最近、1月のブログを見られたということで、私の作った「請求野郎」の問い合わせが時々メールで来ます。
ブログには司法書士に限って差し上げますからメール下さいと書いていましたが、反響があるとは正直思っておりませんでしたから驚いております。
送りますと、必ずお礼のメールをいただきまして、なんかこっちの方が使っていただいてお礼を言いたい気持ちです。
でも、そんな風にお礼を言っていただけてるとはいえ、本当に手作りの領収書フォームですから、どこまで差し上げた先生方のお役に立っているのかわかりませんが、私の感覚では使われている先生方もいらっしゃるということですし、消費税増税の際もバージョンアップに挑戦しようと思っています。

さて、先週末、平成24年度筑豊支部最後の研修事業となります第2回業務研修会を開催いたしました。
テーマは外国人住民票創設ということで、他の支部でも2回ほど開催されている人気のテーマです。
私自身、あまり外国人が当事者となる案件は関わったことはないのですが、去年旧外国人登録法が改正というか廃止になって、市町村の役場でも「外国人の方も住民票が発行されることになりました」と、さぞ素晴らしい事が起こったようにポスターを貼っていたりしていましたので、筑豊支部でも渉外実務に精通した先生に講師をお招きして研修してみることになりました。

うけてみて、ぶっちゃけ思ったのは、全然良い制度になってない。むしろ悪い。という印象でした。
聞いてみればたしかにそうです。
今までの外国人登録がなくなれば、その原簿は全部閉鎖されますから、そこからは保存期間の問題になっていずれは消えてしまう。
住民票なんて、別の市町村に転居して除票になってしまえば保存期間は5年です。
登記名義人であればあっという間に、住所変更登記や相続登記でお手上げになっちゃいます。
日本人であれば、まだ戸籍の附票がありますから、たどる方法がありますが、それもない。
もちろん、住民票になった訳ですから、記載内容も外国人登録記載原票ほど詳細ではなく簡易です。
ハッキリ言って、われわれ手続をつかさどる者の目から見ると良い事無しでした。
講義の前後関係から察するに、どうもプライバシーの配慮からこのような法制になってような気がしましたが、プライバシーより大きなものを失うような制度になってる気もしましたね。

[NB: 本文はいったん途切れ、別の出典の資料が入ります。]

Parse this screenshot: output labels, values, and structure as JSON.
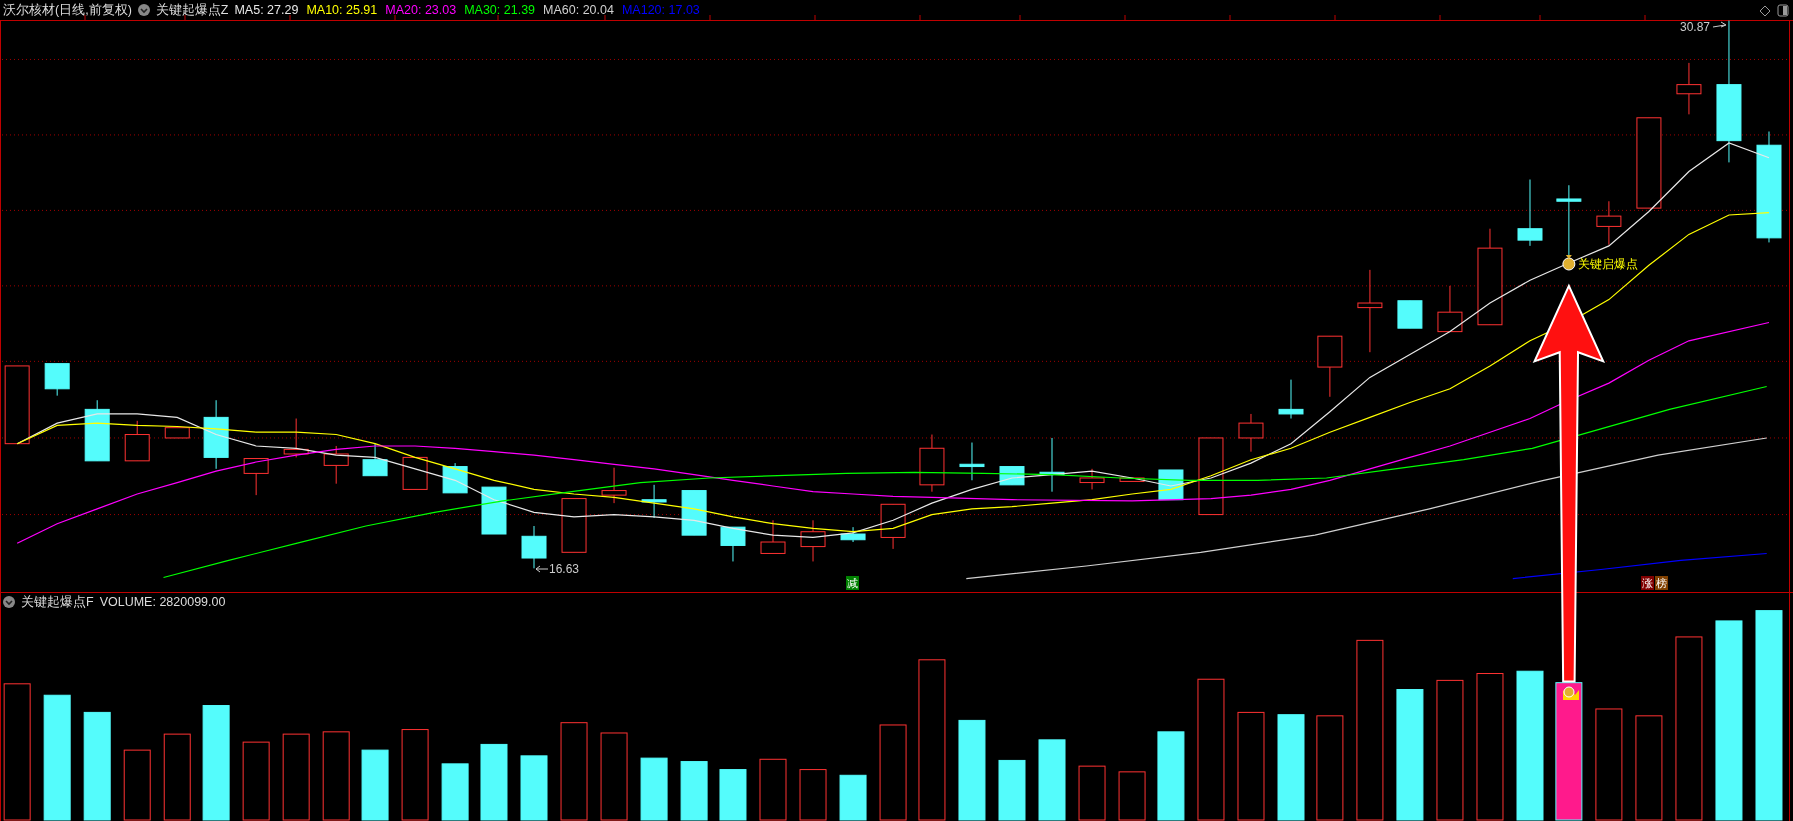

しかし、ポスター見て、私のように「こりゃ良い制度が始まったんだな」とおめでたいことを考える司法書士もいるわけですから(私だけだったりして…)、今回の研修は本当に良いテーマをセレクトしたと感じました。
受講者数はあまり奮いませんでしたが、平成24年度最後の研修事業として本当に良い研修を開催したと思っております。

っというわけで、また、平成25年度も頑張りたいと思います!
頑張らざるを得ないという表現の方が適切かも知れませんけどね。